Theo Diamandis

Swap Pools

Most CFMMs in practice are implemented as swap pools between exactly two assets.

A simple abstraction

It is often useful to consider CFMMs in terms of their trading function, e.g.,

$\varphi(R) = \sqrt{R_1 R_2}$

for Uniswap V2. However, for more complicated CFMMs, these functions may not have closed forms. (Recall that we only require the trading set to be convex.)

In this case, it is helpful to define the interface we use to interact with the CFMM. As long as the CFMM implements this interface, we do not care about the internal representation. Let Δ be the nonnegative input trade vector in ℝ². For two asset CFMMs, we only require three functions:

1. get_price(Δ): Returns the price quoted by the CFMM after making a trade of size Δ

2. swap!(cfmm, Δ): Returns the output trade vector Λ given input trade vector Δ and updates reserves accordingly

3. update_liquidity!(cfmm, range): Updates the reserves of the CFMM with range, which specifies an amount of liquidity L to provide to an asset i uniformly over some interval p₁ to p₂. Note that the interval endpoints are restricted in practice (and are p₁ = 0, p₂ = ∞ for many CFMMs).

Finding arbitrage

Recall that our method requires the optimal arbitrage function $\mathbf{arb}(\nu)$ to be defined for each CFMM, where $\nu$ is a vector of prices. Without loss of generality, we will take asset 2 to be the numeraire, so that the input price $\nu' = \nu_1 / \nu_2$. In the case without fees, we simply want to find the trade Δ such that

$\mathrm{get\_price}(Δ^\star) = \nu'$

which is a one-dimensional root finding problem (since we know which asset will be bought/sold based on $\nu'$).

In the case with fees, we use the fact that for the price impact function $g$, we have that the price impact function with fees $g^f$ is[1]

$g^f(\Delta) = \gamma g(\gamma \Delta).$

Thus, to calculate the optimal arbitrage, we need to solve the problem

$\gamma \cdot \mathrm{get\_price}(\gamma Δ^\star) = \nu'.$

Concentrated liquidity

In the special case of concentrated liquidity (e.g., Uniswap V3), we can define additional functions:

1. get_interval(mp): Returns the interval i containing the price mp.

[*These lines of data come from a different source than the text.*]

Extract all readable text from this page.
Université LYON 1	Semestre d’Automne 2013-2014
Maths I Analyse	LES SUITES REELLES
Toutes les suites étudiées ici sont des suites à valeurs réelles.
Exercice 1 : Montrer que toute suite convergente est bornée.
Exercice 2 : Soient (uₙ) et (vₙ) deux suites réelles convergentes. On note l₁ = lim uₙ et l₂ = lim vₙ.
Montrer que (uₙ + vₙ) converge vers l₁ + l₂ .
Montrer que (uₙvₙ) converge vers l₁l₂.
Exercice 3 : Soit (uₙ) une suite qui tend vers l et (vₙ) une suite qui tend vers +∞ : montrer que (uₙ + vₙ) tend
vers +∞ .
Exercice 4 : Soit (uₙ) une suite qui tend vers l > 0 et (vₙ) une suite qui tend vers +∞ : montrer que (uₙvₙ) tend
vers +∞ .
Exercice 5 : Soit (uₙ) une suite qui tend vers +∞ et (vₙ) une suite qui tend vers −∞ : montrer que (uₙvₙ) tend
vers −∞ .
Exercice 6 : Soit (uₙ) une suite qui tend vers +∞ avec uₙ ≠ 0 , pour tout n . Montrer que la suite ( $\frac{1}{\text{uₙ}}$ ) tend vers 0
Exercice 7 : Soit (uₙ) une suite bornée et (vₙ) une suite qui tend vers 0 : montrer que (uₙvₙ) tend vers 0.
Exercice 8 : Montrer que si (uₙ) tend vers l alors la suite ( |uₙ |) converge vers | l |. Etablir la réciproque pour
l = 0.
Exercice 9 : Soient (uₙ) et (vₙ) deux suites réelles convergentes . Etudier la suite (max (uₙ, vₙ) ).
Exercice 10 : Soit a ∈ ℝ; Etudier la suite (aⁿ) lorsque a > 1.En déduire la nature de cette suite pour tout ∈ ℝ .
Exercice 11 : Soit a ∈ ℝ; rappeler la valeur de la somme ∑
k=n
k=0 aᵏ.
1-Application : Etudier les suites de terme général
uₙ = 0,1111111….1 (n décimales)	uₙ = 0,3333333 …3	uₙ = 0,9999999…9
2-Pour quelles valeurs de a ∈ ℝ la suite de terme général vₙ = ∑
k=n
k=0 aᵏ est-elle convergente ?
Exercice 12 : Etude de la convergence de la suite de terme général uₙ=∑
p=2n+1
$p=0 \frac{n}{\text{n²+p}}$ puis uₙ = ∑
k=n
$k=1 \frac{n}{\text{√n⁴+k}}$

2. arb_interval(i, mp): Returns the trade Δ, which optimally arbitrages the CFMM in interval i with external market prices mp (assumes that mp is in interval i).

3. trade_intervals(i): Returns the trade Δ which uses all the liquidity in the intervals from the current interval up to but not including interval i.

Finding arbitrage

Given the three functions above, the arbitrage problem becomes even simpler and can be solved in a non-iterative fashion with the following algorithm.

i ← get_interval(mp/γ)              # find post-trade interval
Δᵃ ← arb_interval(i, mp)            # find opt arb in interval
Δⁱ ← trade_intervals(i)             # get all liquidity up to interval
Δ ← Δⁱ + Δᵃ                         # total trade
swap!(cfmm, Δ)                      # execute swap

References

 [1] G. Angeris, A. Evans, T. Chitra (2020). When does the tail wag the dog? Curvature and market making.